Der neue Service ist absolut kostenfrei und die Nutzung ist sehr einfach. Der Dienst ist direkt mit den Suchergebnissen von Ixquick verknüpft. Unter jedem Suchergebnis findet man eine Option um einen Proxy Dienst vorzuschalten. Wird diese Funktion aktiviert, dann öffnet sich die angewählte Seite in einem neuen Fenster und Ixquick verhindert jegliche Weitergabe von Daten oder Verhalten der BenutzerInnen. Ixquick selbst speichert solche Daten selbstverständlich nicht.

Ixquick ist eine international preisgekrönte Suchmaschine mit branchenführenden Datenschutzrichtlinien. Gegründed wurde Ixquick 1998 in New York und ist seitdem die einzige Suchmaschine, die den AnwenderInnen absolute Privatsphäre garantiert und keinerlei Benutzerbezogene Daten aufzeichnet. Ebenfalls einzigartig ist, dass die Suche unter ssl Verschlüsselung statt findet, wodurch auch Lauscher von Außen abgewehrt werden. Sämtliche Informationen zu Datenschutz und Funktionalität sind unter www.ixquick.com abrufbar. Am US Markt ist Ixquick als Startpage.com bekannt.

Was nur wenige wissen und beachten: Im Web wird von den Betreibern einer Website meist alles aufgezeichnet. Die handelnden Personen wissen, woher man kommt, wohin man geht, die IP addresse, welche Seiten besucht werden und sogar Betriebssystem, Browser und andere technische Details lassen sich so ermitteln.

Mit Ixquick gehört das der Vergangenheit an. Ixquick ist derzeit die einzige Suchmaschine, die keine Aufzeichnungen des Surfverhaltens seiner Benutzerinnen führt und auch keine sonstigen Daten wie etwa IP Adressen sammelt. Mit dem neuen Service verhindert das Unternehmen nun auch den Zugriff von Drittanbietern und gewährleistet Annonymität. Keine IP Adressen, keine Daten über verwendete Software oder ähnliche Informationen werden übermittelt. Eine Firewall für Websurfer.

Der neue Service wurde heute, anlässlich des Datenschutztages 2010 (Data Privacy Day 2010), freigegeben.

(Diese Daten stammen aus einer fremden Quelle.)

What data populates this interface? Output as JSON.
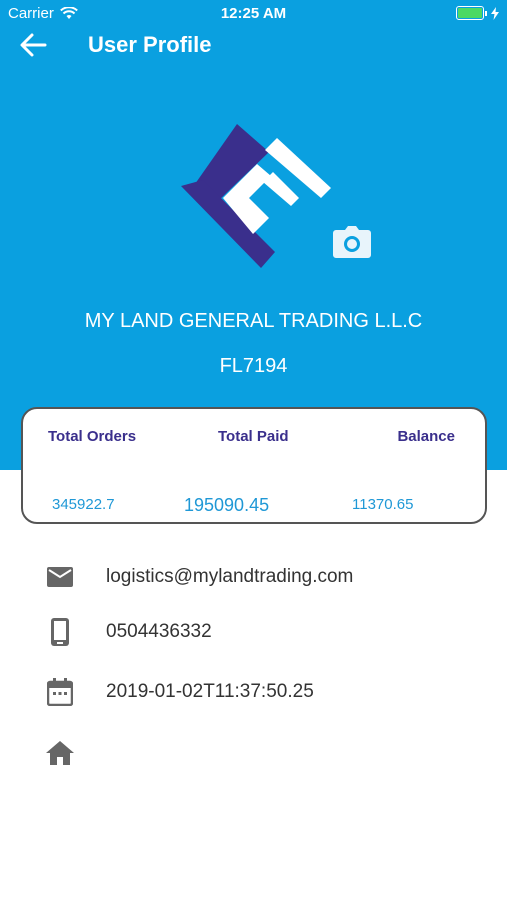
{
  "status_bar": {
    "carrier": "Carrier",
    "time": "12:25 AM"
  },
  "nav": {
    "title": "User Profile"
  },
  "profile": {
    "company_name": "MY LAND GENERAL TRADING L.L.C",
    "code": "FL7194"
  },
  "stats": {
    "total_orders": {
      "label": "Total Orders",
      "value": "345922.7"
    },
    "total_paid": {
      "label": "Total Paid",
      "value": "195090.45"
    },
    "balance": {
      "label": "Balance",
      "value": "11370.65"
    }
  },
  "contact": {
    "email": "logistics@mylandtrading.com",
    "phone": "0504436332",
    "date": "2019-01-02T11:37:50.25",
    "address": ""
  },
  "colors": {
    "header": "#0aa0e0",
    "accent_label": "#3a2f8c",
    "value": "#1f98d6",
    "logo_dark": "#3a2f8c"
  },
  "icons": [
    "wifi-icon",
    "battery-icon",
    "back-arrow-icon",
    "camera-icon",
    "email-icon",
    "phone-icon",
    "calendar-icon",
    "home-icon"
  ]
}
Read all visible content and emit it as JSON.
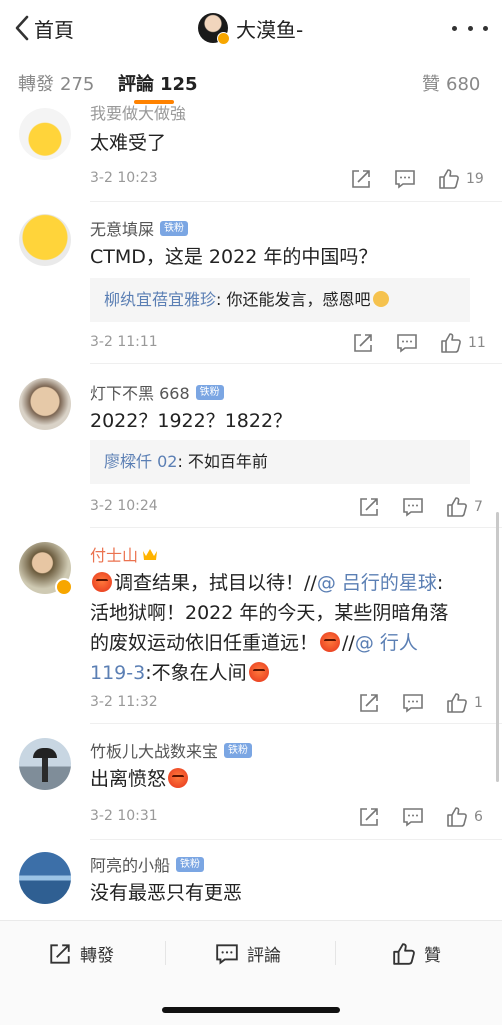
{
  "nav": {
    "back_label": "首頁",
    "title": "大漠鱼-"
  },
  "tabs": [
    {
      "label": "轉發",
      "count": "275"
    },
    {
      "label": "評論",
      "count": "125"
    },
    {
      "label": "贊",
      "count": "680"
    }
  ],
  "comments": [
    {
      "user": "我要做大做強",
      "text": "太难受了",
      "time": "3-2 10:23",
      "likes": "19"
    },
    {
      "user": "无意填屎",
      "badge": "铁粉",
      "text": "CTMD，这是 2022 年的中国吗？",
      "reply_user": "柳纨宜蓓宜雅珍",
      "reply_text": ": 你还能发言，感恩吧",
      "time": "3-2 11:11",
      "likes": "11"
    },
    {
      "user": "灯下不黑 668",
      "badge": "铁粉",
      "text": "2022？1922？1822？",
      "reply_user": "廖樑仟 02",
      "reply_text": ": 不如百年前",
      "time": "3-2 10:24",
      "likes": "7"
    },
    {
      "user": "付士山",
      "line1_text": "调查结果，拭目以待！//",
      "line1_link": "@ 吕行的星球",
      "line1_end": ":",
      "line2": "活地狱啊！2022 年的今天，某些阴暗角落",
      "line3_text": "的废奴运动依旧任重道远！",
      "line3_link": "@ 行人",
      "line3_sep": "//",
      "line4_link": "119-3",
      "line4_text": ":不象在人间",
      "time": "3-2 11:32",
      "likes": "1"
    },
    {
      "user": "竹板儿大战数来宝",
      "badge": "铁粉",
      "text": "出离愤怒",
      "time": "3-2 10:31",
      "likes": "6"
    },
    {
      "user": "阿亮的小船",
      "badge": "铁粉",
      "text": "没有最恶只有更恶"
    }
  ],
  "bottom": {
    "repost": "轉發",
    "comment": "評論",
    "like": "贊"
  },
  "icons": {
    "back": "chevron-left-icon",
    "more": "more-dots-icon",
    "share": "share-icon",
    "comment": "comment-icon",
    "like": "thumbs-up-icon"
  }
}
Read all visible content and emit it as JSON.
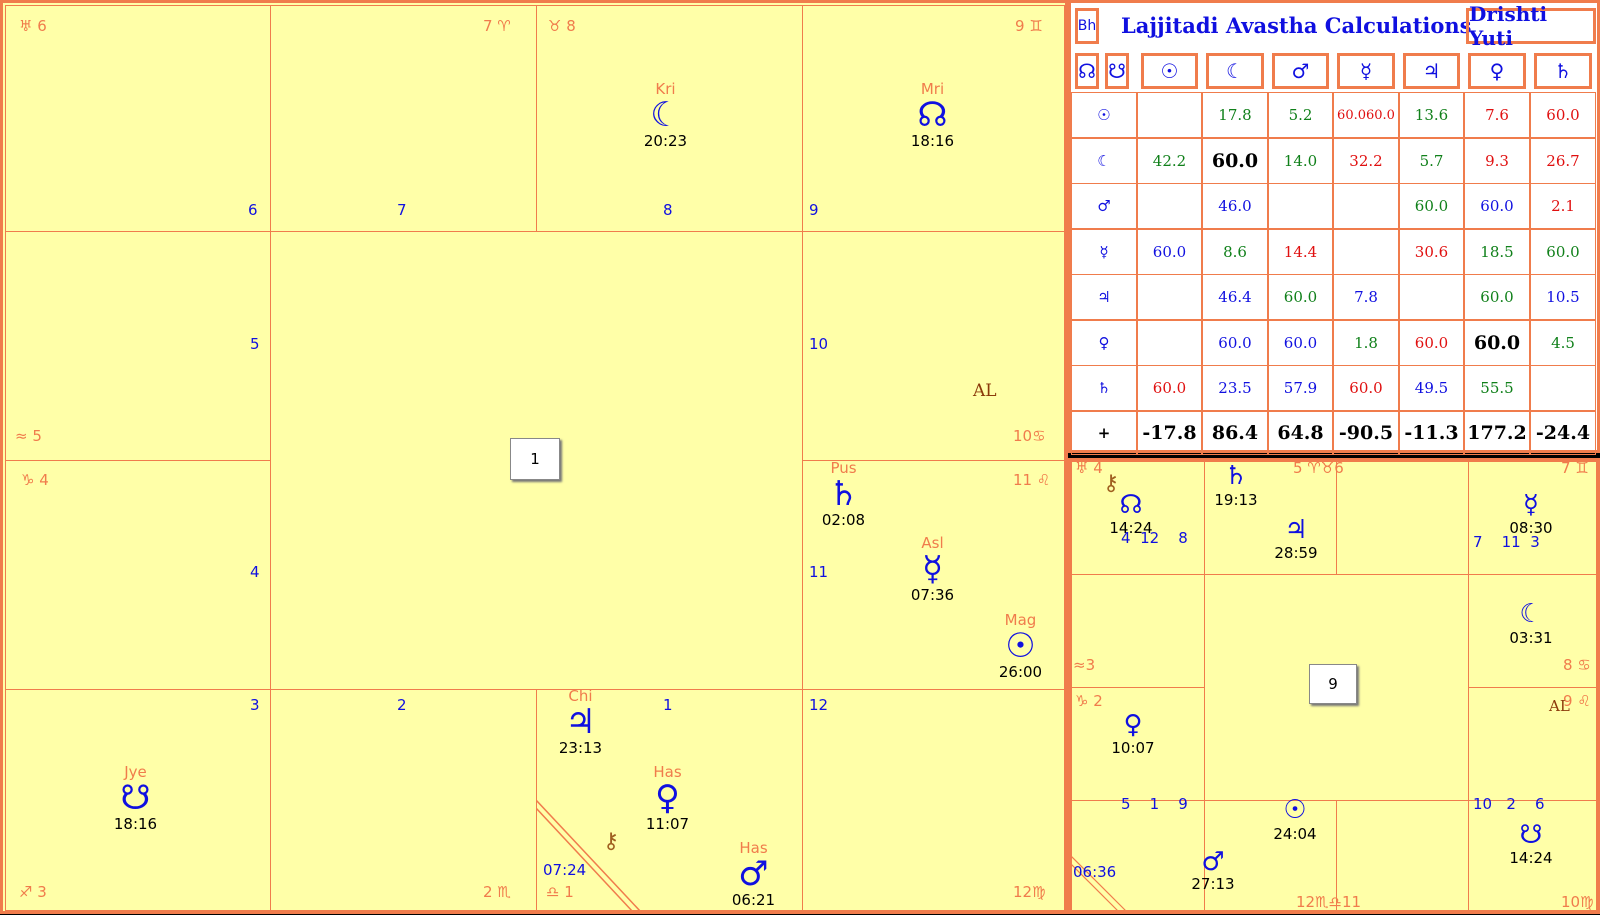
{
  "main_chart": {
    "center_label": "1",
    "houses": [
      {
        "sign_num": "6",
        "sign_sym": "♊",
        "house": "6"
      },
      {
        "sign_num": "7",
        "sign_sym": "♈",
        "house": "7"
      },
      {
        "sign_num": "8",
        "sign_sym": "♉",
        "house": "8"
      },
      {
        "sign_num": "9",
        "sign_sym": "♊",
        "house": "9"
      }
    ],
    "labels": {
      "h5": "5",
      "s5": "5",
      "h4": "4",
      "s4": "4",
      "h3": "3",
      "s3": "3",
      "h2": "2",
      "s2": "2",
      "h1": "1",
      "s1": "1",
      "h12": "12",
      "s12": "12",
      "h10": "10",
      "s10": "10",
      "h11": "11",
      "s11": "11"
    },
    "planets": {
      "moon": {
        "nak": "Kri",
        "glyph": "☾",
        "time": "20:23"
      },
      "rahu": {
        "nak": "Mri",
        "glyph": "☊",
        "time": "18:16"
      },
      "saturn": {
        "nak": "Pus",
        "glyph": "♄",
        "time": "02:08"
      },
      "mercury": {
        "nak": "Asl",
        "glyph": "☿",
        "time": "07:36"
      },
      "sun": {
        "nak": "Mag",
        "glyph": "☉",
        "time": "26:00"
      },
      "jupiter": {
        "nak": "Chi",
        "glyph": "♃",
        "time": "23:13"
      },
      "venus": {
        "nak": "Has",
        "glyph": "♀",
        "time": "11:07"
      },
      "mars": {
        "nak": "Has",
        "glyph": "♂",
        "time": "06:21"
      },
      "ketu": {
        "nak": "Jye",
        "glyph": "☋",
        "time": "18:16"
      },
      "chiron_time": "07:24",
      "al": "AL"
    }
  },
  "table": {
    "left_tab": "Bh",
    "title": "Lajjitadi Avastha Calculations",
    "right_tab": "Drishti Yuti",
    "header": [
      "☊",
      "☋",
      "☉",
      "☾",
      "♂",
      "☿",
      "♃",
      "♀",
      "♄"
    ],
    "rows": [
      {
        "p": "☉",
        "v": [
          "",
          "17.8",
          "5.2",
          "60.060.0",
          "13.6",
          "7.6",
          "60.0"
        ]
      },
      {
        "p": "☾",
        "v": [
          "42.2",
          "60.0",
          "14.0",
          "32.2",
          "5.7",
          "9.3",
          "26.7"
        ]
      },
      {
        "p": "♂",
        "v": [
          "",
          "46.0",
          "",
          "",
          "60.0",
          "60.0",
          "2.1"
        ]
      },
      {
        "p": "☿",
        "v": [
          "60.0",
          "8.6",
          "14.4",
          "",
          "30.6",
          "18.5",
          "60.0"
        ]
      },
      {
        "p": "♃",
        "v": [
          "",
          "46.4",
          "60.0",
          "7.8",
          "",
          "60.0",
          "10.5"
        ]
      },
      {
        "p": "♀",
        "v": [
          "",
          "60.0",
          "60.0",
          "1.8",
          "60.0",
          "60.0",
          "4.5"
        ]
      },
      {
        "p": "♄",
        "v": [
          "60.0",
          "23.5",
          "57.9",
          "60.0",
          "49.5",
          "55.5",
          ""
        ]
      },
      {
        "p": "+",
        "v": [
          "-17.8",
          "86.4",
          "64.8",
          "-90.5",
          "-11.3",
          "177.2",
          "-24.4"
        ]
      }
    ],
    "colors": {
      "green": "#10801a",
      "red": "#e01010",
      "blue": "#1010e0",
      "black": "#000000"
    }
  },
  "navamsa": {
    "center_label": "9",
    "items": {
      "rahu_time": "14:24",
      "hs1": "4",
      "hs2": "12",
      "hs3": "8",
      "sat_time": "19:13",
      "jup_time": "28:59",
      "mer_time": "08:30",
      "mh1": "7",
      "mh2": "11",
      "mh3": "3",
      "moon_time": "03:31",
      "al": "AL",
      "ven_time": "10:07",
      "b1": "5",
      "b2": "1",
      "b3": "9",
      "sun_time": "24:04",
      "mars_time": "27:13",
      "c1": "10",
      "c2": "2",
      "c3": "6",
      "ketu_time": "14:24",
      "bl_time": "06:36"
    },
    "signs": {
      "tl": "4",
      "t2": "5",
      "t3": "6",
      "tr": "7",
      "l1": "3",
      "l2": "2",
      "r1": "8",
      "r2": "9",
      "b12": "12",
      "b11": "11",
      "br": "10"
    }
  }
}
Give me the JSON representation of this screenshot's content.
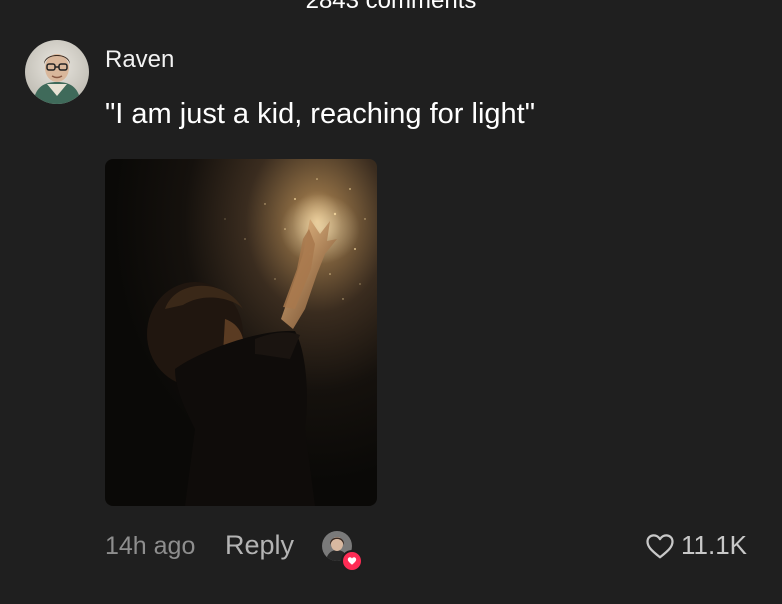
{
  "header": {
    "comment_count": "2843 comments"
  },
  "comment": {
    "username": "Raven",
    "text": "\"I am just a kid, reaching for light\"",
    "timestamp": "14h ago",
    "reply_label": "Reply",
    "like_count": "11.1K"
  },
  "icons": {
    "like": "heart-outline-icon",
    "creator_liked": "heart-badge-icon"
  },
  "colors": {
    "background": "#1f1f1f",
    "accent": "#fe2c55",
    "muted_text": "#8e8e8e"
  }
}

"Die Menschen sind seit neuesten Berichten über die Datensammelwut mancher Betreiber, mehr denn je für das Thema Datenschutz im Internet sensibilisiert.", so CEO Robert Beens. "Wir möchten dieser immer größer werdenden Nutzergruppe die entsprechenden Werkzeuge in die Hand geben, um deren natürliches Bedürfnis an Privatsphäre abdecken zu können. Der neue Proxyservice ist der nächste logische Schritt. Schließlich sind für die meisten Webnutzer Suchmaschinen der jeweilige Ausgangspunkt, um neue Webservices zu entdecken. User die Ixquick nutzen, erhalten sämtliche Ergebnisse ganz privat und geschützt. Und von heute an sind Ixquick Nutzer auch nach dem Verlassen von Ixquick ganz privat unterwegs."

Auf Video nimmt die Datenschutzexpertin Dr. Katherine Albrecht zum Thema Stellung und erläutert den neuen Dienst ausführlich.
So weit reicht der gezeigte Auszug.